I think this applies in abundance to all these so-called "reformers." Their real goal, I really believe, is to roll back that inconvenient 20th century. With rampant crap masquerading as news, they're doing a pretty fair job of it.

Shino said...

Fantastic, Gary!

Indeed they are trying to run our schools like a business but they should only look at the economy today to realize that ain't no magic bullet, either.

Anonymous said...

Very thoughtful and astute assessment of the personalities of our current so called "reformers". Their behavior demonstrates a very rigid, antagonistic and ruthless mindset hell bent on following their own ideas on what an effective education looks like and demonizing anyone who doesn't share
or buy into their vision. The sad part is that had they been open to ideas from parents and educators they really might have been able to
make a very positive contribution to New York City schools given the extraordinary power they exercise.

The Perimeter Primate said...

Hi Gary,

I'm also fascinated in what makes these people tick. Here's my look at Whitney Tilson and his ilk.

http://perimeterprimate.blogspot.com/2009/04/disadvantages-of-elite-education.html

Camille LoParrino said...

Wow! I have never heard a more accurate and eloguent analyis of the NYC DoE -- Bravo! You write so effectively I was totally enraptured -- Let us know when you're first book comes out!

Anonymous said...

Go, go, go! Keep on being unfunny as much as you want!

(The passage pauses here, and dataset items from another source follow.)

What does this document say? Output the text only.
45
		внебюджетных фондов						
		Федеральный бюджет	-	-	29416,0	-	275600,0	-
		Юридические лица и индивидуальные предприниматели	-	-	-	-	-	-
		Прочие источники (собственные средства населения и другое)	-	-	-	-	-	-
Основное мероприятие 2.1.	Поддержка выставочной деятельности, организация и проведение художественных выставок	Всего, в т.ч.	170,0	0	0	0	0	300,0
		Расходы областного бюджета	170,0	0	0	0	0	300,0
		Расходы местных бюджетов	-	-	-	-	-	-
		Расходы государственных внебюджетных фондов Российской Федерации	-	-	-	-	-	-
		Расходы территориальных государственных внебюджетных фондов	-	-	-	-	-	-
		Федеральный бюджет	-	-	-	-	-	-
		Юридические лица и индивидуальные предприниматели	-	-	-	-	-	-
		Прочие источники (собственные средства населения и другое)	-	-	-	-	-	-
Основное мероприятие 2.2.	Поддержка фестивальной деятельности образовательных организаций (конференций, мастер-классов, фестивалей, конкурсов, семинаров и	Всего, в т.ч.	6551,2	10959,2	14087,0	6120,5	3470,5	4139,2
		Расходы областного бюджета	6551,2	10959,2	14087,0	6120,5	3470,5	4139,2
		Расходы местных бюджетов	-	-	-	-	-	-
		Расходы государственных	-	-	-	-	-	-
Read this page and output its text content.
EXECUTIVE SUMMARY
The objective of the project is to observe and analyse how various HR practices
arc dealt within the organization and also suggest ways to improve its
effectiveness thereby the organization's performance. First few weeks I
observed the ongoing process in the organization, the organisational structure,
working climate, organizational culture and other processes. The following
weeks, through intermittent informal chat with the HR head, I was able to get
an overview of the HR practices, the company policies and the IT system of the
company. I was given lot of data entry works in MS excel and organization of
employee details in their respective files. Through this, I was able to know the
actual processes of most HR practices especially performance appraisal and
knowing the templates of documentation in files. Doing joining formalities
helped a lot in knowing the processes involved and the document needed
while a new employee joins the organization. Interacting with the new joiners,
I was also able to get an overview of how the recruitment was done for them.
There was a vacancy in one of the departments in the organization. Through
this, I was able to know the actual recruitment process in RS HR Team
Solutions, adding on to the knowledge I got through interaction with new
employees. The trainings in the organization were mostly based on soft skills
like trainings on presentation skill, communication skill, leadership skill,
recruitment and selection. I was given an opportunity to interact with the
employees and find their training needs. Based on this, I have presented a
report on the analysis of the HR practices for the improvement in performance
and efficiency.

By the by, Ravitch just shredded, SHREDDED, Merriman on NY1. Though, perhaps, only intelligent and informed viewers noticed. Merriman came off as a duplicitous bonehead, IMHO.

Anonymous said...

Here's a link to the Ravitch vs Merriman NY1 debate on charter schools from last night:
http://www.ny1.com/content/118229/story

gih said...

@Shino

Perhaps you are right as what I have also observed today.

Anonymous said...

I would only add that many of "those guys", in my opinion, are either hired as hatchet/efficiency people or are, profoundly, wannabe hatchet/efficiency people, as opposed to visionaries, philanthropists, etc.
And, frankly, I think I'm being kind in leaving it at that.

Michael Fiorillo said...

As an admirer of your satire, I doubly appreciated this change of pace, and its insightful, psychoanalytic bent.

While I am convinced economic interests are the fundamental motivation behind corporate ed deform, that too plays out within the context of personality and character.

Greed and the will to power have many faces, and the constellation of personalities grouped around ed deform are notable for their arrogance and deceptiveness. How much of that includes self-deception I often wonder.

Anonymous said...

Keep going. Why does Gov Cuomo disdain educators? Who are David Coleman and the CCSS gang? What ed credentials do the state ed commisioners hold? Same for Mr. Duncan. Who's personally profiting from the ed deform wave?